When comparing the numbers from the previous study to this new one, Smith reports that half of the patients had no signs of PTSD 13 years after diagnosis, the symptoms no longer remained in 12 percent, but 37 percent saw symptoms that had continued or worsened.
In this new study, Smith looked back at these same patients and discovered that nearly four out of 10 still suffered from PTSD symptoms. They symptoms include feeling emotionally numb towards friends or family members, disturbing thoughts about their cancer and treatment and anxiety.
Smith also discovered that one in 10 patients avoided thoughts of their cancer and one in 20 did everything they could to avoid situations that reminded them of cancer. As Smith points out, these facts should be disturbing to physicians. She worries that because of this many patients may be avoiding medical care and not getting the proper follow-ups needed.
Smith stresses that PTSD only affects a small minority of cancer patients and that depression is more common. However, physicians need to be aware and learn to recognize signs of PTSD in their patients. This is especially true in low-income patients as this study showed they are more vulnerable to PTSD. She advises that physicians ask not only about pain and routine cancer treatment questions, but also ask their patients about their stress levels.
Purpose Little is known about the trajectory of post-traumatic stress disorder (PTSD) symptoms in cancer survivors, despite the fact that such knowledge can guide treatment. Therefore, this study examined changes in PTSD symptoms among long-term survivors of non-Hodgkin's lymphoma (NHL) and identified demographic, clinical, and psychosocial predictors and correlates of PTSD symptomatology.
Patients and Methods. Surveys were mailed to 682 NHL survivors who participated in an earlier survey and now were at least 7 years postdiagnosis. Information was obtained regarding PTSD symptoms, positive and negative perceptions of the cancer experience (ie, impact of cancer), and other potential correlates of PTSD.
Results. A total of 566 individuals participated (83% response rate) with a median of 12.9 years since diagnosis; respondents were 52% female and 87% white. Although half (51%) of the respondents reported no PTSD symptoms and 12% reported a resolution of symptoms, more than one-third (37%) reported persistence or worsening of symptoms over 5 years.
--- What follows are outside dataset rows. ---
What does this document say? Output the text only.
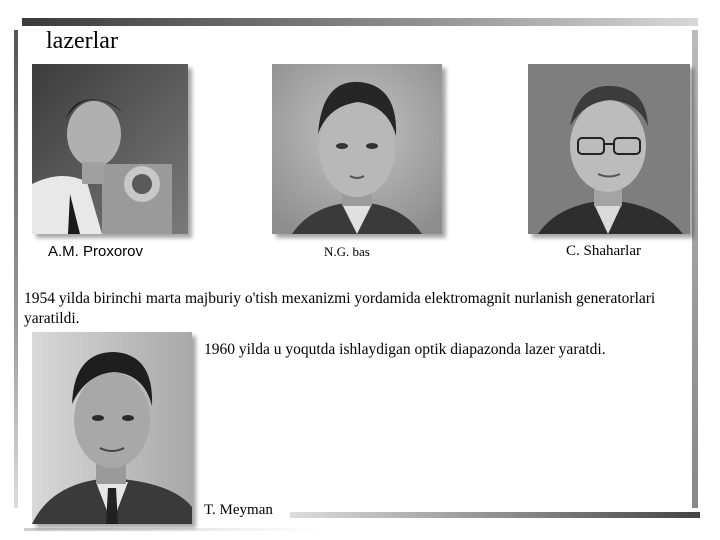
lazerlar
A.M. Proxorov	N.G. bas	C. Shaharlar
1954 yilda birinchi marta majburiy o'tish mexanizmi yordamida elektromagnit nurlanish generatorlari yaratildi.
1960 yilda u yoqutda ishlaydigan optik diapazonda lazer yaratdi.
T. Meyman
Survivors who reported a low income, stage ≥ 2 at diagnosis, aggressive lymphoma, having received chemotherapy, and greater impact of cancer (both positive and negative) at the initial survey had more PTSD symptoms at follow-up. In multivariable analysis, income and negative impacts of cancer were independent predictors of PTSD symptoms.
Conclusion. More than one-third of long-term NHL survivors experience persisting or worsening PTSD symptoms. Providers should be aware of enduring risk; early identification of those at prolonged risk with standardized measures and treatments that target perceptions of the cancer experience might improve long-term outcomes.